En la cúpula de la ermita se representa un milagro del santo titular, Antonio de Padua, quien según la leyenda resucitó a un asesinado para que atestiguara a favor del padre del propio santo, que había sido acusado falsamente del crimen. Es bien conocida la singularidad de la representación, dispuesta por el artista detrás de una barandilla, como si los personajes que participan en ella necesitaran de dicha barrera física para no precipitarse desde lo alto. Pero esa barandilla parece tener otra función aparte del ingenioso juego de perspectiva propuesto por el pintor, pues supone una división entre el mundo angélico que acabo de describir y otro mundo más atado a la realidad, poblado por gente del pueblo, paseantes, manolas, chiquillos desharrapados, majos, tipos extraídos de la experiencia directa del artista y algunos de lo profundo de su tortuosa imaginación: así sucede con las figuras sombrías y apenas esbozadas que contemplan la escena desde un segundo plano y que parecen personajes de las pinturas negras, que acechan ya a su creador. Me sorprende esta inversión de nuestro imaginario, esta presencia de seres divinos en la parte inferior, más cerca de la prosaica tierra, y la adjudicación del cénit del edificio a la evocación de la cruda realidad. Esta simulada barandilla que ya otros artistas usaron en composiciones semejantes me parece la frontera entre lo divino y lo humano, entre el vuelo de la inspiración y la dureza de lo posible. 

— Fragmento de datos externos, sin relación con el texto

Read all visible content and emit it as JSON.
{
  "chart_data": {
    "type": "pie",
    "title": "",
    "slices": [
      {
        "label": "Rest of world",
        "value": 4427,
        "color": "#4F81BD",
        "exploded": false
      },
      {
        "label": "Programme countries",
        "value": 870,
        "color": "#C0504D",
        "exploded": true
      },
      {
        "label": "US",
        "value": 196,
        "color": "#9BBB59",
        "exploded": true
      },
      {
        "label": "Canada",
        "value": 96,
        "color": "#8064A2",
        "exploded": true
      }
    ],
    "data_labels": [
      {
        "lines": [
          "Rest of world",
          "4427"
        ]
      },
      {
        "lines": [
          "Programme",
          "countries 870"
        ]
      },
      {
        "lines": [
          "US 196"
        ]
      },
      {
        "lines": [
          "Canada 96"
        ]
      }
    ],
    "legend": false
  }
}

Mi figura favorita de este monumental fresco es la de un crío que contempla la milagrosa resurrección encaramado en la barandilla. Se trata de un personajillo simpático e irreverente, que quita gravedad a la escena y contrasta con la solemne actitud del fraile que, detrás de él, muestra su asombro con un ademán grandilocuente. Acompañado por otro pilluelo, el pequeño acróbata pende con medio cuerpo a cada lado, como sin saber hacia cuál de los dos dejarse caer. Este niño me parece un trasunto de Goya, a caballo entre dos mundos, animado por la inspiración más elevada, anclado a la vez a lo terrenal por su aguda mirada sobre la infelicidad humana, que le impedía despegar los pies del suelo. Quizá por eso pintó a sus ángeles más cerca de la tierra, del lado de los pobres mortales atados como él por tantos lastres. Estos ángeles luminosos, de atributos femeninos, me han parecido esta mañana un precioso regalo del artista, una forma de consuelo para los infelices que no podemos volar.